Serokomla /pl/ is a village in Łuków County, Lublin Voivodeship, in eastern Poland. It is the seat of the gmina (administrative district) called Gmina Serokomla.

The village was stripped of city rights during the Russian Partition in 1869.

==History==
The history of Serokomla dates back to 1573, when a nobleman Piotr Kijenski founded a town based on Magdeburg rights. The town laid in the Lukow Land, Lublin Voivodeship (1474–1795) in the province of Lesser Poland. It was bought by the Firlej family in the late 16th century and remained in private hands until the Partitions of Poland.

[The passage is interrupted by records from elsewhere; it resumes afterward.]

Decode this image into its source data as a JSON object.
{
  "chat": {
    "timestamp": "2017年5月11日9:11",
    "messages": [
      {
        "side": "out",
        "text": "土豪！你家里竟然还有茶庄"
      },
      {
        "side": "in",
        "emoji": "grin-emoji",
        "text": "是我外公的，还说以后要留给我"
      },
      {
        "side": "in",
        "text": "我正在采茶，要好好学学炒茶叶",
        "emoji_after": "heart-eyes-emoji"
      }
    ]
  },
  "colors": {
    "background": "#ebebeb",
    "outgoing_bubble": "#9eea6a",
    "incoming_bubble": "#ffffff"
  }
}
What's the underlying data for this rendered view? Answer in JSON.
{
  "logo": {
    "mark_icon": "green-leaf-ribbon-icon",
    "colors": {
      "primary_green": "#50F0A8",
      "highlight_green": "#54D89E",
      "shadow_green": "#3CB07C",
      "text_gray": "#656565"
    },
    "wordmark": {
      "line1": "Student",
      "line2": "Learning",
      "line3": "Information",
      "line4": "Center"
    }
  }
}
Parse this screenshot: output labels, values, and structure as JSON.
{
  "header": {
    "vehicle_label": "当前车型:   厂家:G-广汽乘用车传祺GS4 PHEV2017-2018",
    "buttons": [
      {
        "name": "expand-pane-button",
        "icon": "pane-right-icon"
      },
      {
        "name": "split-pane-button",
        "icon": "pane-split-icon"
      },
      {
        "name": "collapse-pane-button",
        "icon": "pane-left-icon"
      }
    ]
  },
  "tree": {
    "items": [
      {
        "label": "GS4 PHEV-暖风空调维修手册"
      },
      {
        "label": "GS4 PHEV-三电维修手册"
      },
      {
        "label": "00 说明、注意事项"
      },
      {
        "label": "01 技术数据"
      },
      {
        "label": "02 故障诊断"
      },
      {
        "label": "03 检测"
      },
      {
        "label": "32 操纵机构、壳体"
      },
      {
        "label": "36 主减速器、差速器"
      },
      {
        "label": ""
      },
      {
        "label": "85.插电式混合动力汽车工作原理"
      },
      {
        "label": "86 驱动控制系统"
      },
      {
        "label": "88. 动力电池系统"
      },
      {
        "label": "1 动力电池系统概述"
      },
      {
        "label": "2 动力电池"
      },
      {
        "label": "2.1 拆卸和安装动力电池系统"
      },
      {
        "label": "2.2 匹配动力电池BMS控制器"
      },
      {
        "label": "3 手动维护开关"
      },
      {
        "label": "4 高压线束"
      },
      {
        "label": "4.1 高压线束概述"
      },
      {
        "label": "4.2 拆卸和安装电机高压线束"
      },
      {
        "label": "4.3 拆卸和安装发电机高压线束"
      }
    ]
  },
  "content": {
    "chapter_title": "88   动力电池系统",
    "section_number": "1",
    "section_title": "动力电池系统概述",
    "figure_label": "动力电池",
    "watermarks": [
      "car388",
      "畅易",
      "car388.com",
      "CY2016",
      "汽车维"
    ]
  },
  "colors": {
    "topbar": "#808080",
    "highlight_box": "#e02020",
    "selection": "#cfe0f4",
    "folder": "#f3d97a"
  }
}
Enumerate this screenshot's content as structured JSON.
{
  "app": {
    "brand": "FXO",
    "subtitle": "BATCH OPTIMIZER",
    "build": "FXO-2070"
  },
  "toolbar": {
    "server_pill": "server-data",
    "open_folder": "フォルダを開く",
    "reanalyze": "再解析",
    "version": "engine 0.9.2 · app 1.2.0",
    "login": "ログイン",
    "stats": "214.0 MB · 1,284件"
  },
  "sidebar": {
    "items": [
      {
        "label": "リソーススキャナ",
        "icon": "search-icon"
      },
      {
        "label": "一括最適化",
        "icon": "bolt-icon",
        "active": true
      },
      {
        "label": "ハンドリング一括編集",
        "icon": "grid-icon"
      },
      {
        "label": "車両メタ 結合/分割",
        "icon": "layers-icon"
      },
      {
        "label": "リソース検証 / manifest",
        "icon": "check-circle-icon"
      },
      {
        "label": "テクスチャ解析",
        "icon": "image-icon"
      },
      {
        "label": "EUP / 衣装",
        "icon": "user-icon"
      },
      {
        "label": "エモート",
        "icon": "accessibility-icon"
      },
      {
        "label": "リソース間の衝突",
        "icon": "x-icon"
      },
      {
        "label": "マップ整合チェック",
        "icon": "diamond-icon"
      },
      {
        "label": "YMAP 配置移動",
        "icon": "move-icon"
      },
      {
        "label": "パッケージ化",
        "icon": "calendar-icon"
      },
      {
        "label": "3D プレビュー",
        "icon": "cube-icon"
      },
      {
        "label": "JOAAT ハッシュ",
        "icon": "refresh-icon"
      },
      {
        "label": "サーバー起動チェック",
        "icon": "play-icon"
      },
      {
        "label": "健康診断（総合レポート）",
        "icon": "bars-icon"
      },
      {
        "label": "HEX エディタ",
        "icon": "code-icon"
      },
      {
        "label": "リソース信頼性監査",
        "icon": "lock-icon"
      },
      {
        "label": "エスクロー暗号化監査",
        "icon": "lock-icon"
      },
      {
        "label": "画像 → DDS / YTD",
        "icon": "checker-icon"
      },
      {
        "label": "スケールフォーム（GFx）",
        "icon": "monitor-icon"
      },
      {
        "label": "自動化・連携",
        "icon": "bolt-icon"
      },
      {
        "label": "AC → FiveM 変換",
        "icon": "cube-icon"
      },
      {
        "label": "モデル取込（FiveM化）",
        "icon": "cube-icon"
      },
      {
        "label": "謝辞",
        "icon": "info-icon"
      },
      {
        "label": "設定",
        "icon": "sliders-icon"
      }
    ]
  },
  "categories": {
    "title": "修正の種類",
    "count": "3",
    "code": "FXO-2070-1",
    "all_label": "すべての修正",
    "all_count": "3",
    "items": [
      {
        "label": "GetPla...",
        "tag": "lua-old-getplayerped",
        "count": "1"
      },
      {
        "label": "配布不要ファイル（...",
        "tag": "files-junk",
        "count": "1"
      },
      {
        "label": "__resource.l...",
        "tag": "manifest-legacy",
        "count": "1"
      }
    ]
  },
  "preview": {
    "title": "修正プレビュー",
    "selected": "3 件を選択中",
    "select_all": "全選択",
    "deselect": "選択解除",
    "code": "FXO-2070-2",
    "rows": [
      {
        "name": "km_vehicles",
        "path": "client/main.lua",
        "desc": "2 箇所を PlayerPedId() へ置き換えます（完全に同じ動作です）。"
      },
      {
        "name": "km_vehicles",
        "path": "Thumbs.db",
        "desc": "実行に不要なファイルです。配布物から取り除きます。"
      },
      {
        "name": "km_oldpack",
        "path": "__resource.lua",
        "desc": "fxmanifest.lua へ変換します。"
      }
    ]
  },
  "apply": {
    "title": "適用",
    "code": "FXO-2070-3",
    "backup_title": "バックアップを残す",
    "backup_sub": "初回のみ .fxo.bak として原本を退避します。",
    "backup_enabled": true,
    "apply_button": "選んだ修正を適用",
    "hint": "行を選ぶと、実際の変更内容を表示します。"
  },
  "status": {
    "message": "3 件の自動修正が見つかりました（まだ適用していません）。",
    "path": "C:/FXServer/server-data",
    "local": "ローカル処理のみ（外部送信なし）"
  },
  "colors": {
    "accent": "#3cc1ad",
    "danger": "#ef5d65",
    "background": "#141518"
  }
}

After the Congress of Vienna (1815) Serokomla found itself in the Russian-controlled Congress Poland, in which it remained until World War I. It became part of the Lublin Voivodeship (1919–39) in the Second Polish Republic.

===World War II===
In early October 1939, most of Serokomla was destroyed by the Wehrmacht, during the Battle of Kock (1939). After the battle, the Germans shot 32 Polish soldiers and civilians there in revenge. On April 14, 1940, the SS with the Gestapo captured 217 local inhabitants including women and children. All were shot by Sonderdienst formation in a mass execution nearby. A small Nazi exploitation ghetto was set up for the Jewish community. Then on the morning of September 22, 1942, the travelling Nazi German Reserve Police Battalion 101 under the command of Captain Wohlauf rounded up the 200 to 300 Jews of Serokomla and shot them in the necks one by one at the crest of a waste dump outside the town. The bodies were left unburied and the Germans departed at 3pm. Captain Wohlauf didn't even remember later he was at Serokomla amid the many deportation actions to death camps they conducted in the vicinity.